“En audience, c’était insupportable d’entendre la misogynie crue et ouverte des accusés.”
Ghislaine se décrit comme une femme « ordinaire », mais son parcours est marqué dès l’enfance par le racisme et par une éducation tournée vers l’indépendance. Son père et sa grand-mère lui répétaient qu’elle ne devait jamais dépendre d’un homme. Sa grand-mère paternelle, une « femme potomitan », incarne pour elle cette force centrale qui tient debout toute une famille. Dans sa lignée, elle puise aussi l’héritage d’un grand-père communiste et d’un arrière-grand-père anarchiste : une tradition de résistance et de pensée critique qui nourrit son engagement.
C’est ainsi qu’elle entre très tôt dans le militantisme, rejoignant le MLF dès 1968. Elle se souvient de cette époque avec enthousiasme et joie, malgré le scepticisme ou la moquerie de son entourage qui jugeait son engagement « pas sérieux ». Cette difficulté à être prise au sérieux l’a accompagnée longtemps, mais n’a jamais freiné sa détermination.
Quand elle découvre l’affaire Pélicot, elle est saisie d’incrédulité. « C’était de l’ordre de l’impensable », dit-elle. Pourtant, au fil du procès, sa colère monte et devient irrépressible. Dans la salle d’audience, elle est bouleversée par la misogynie crue des accusés, et révoltée de voir la victime mise en cause, parfois même par des femmes.Ce procès résonne aussi dans sa vie familiale. Elle raconte avec inquiétude les propos des camarades de sa petite-fille : des garçons qui affirment que s’ils étaient trompés, ils « tueraient » leur compagne. Pour Ghislaine, ces réactions révèlent l’imprégnation massive du porno dans l’imaginaire masculin, qui déforme les relations et banalise la violence.
Son engagement se nourrit de cette colère. « Je colle parce que je suis en colère, pas parce que ça me soulage », dit-elle.

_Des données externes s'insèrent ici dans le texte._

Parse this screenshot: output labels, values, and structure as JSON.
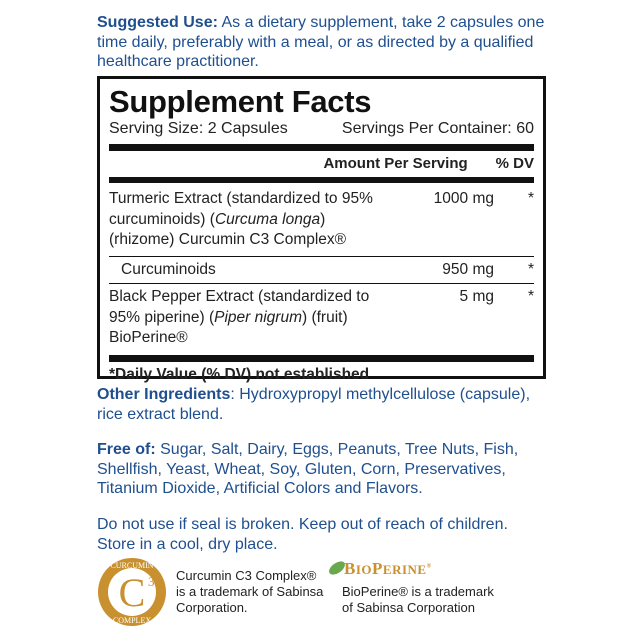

Pour elle, l’action est ce qui crée la solidarité, ce qui soude et donne sens. Le partage collectif, après les actions, permet de réfléchir ensemble et de transformer la colère en énergie politique.
Au procès comme dans les actions, elle a ressenti une grande chaleur humaine, une proximité rare. La diversité des femmes présentes l’a rendue plus tolérante, plus ouverte encore. Elle en garde la conviction que le féminisme est un combat vital qui ne doit jamais s’arrêter.
Ghislaine le dit avec simplicité et force : il est temps que les jeunes femmes prennent la suite. Elle sait que la transmission est indispensable pour que la flamme reste vive, et que chaque génération trouve sa manière de prolonger la lutte.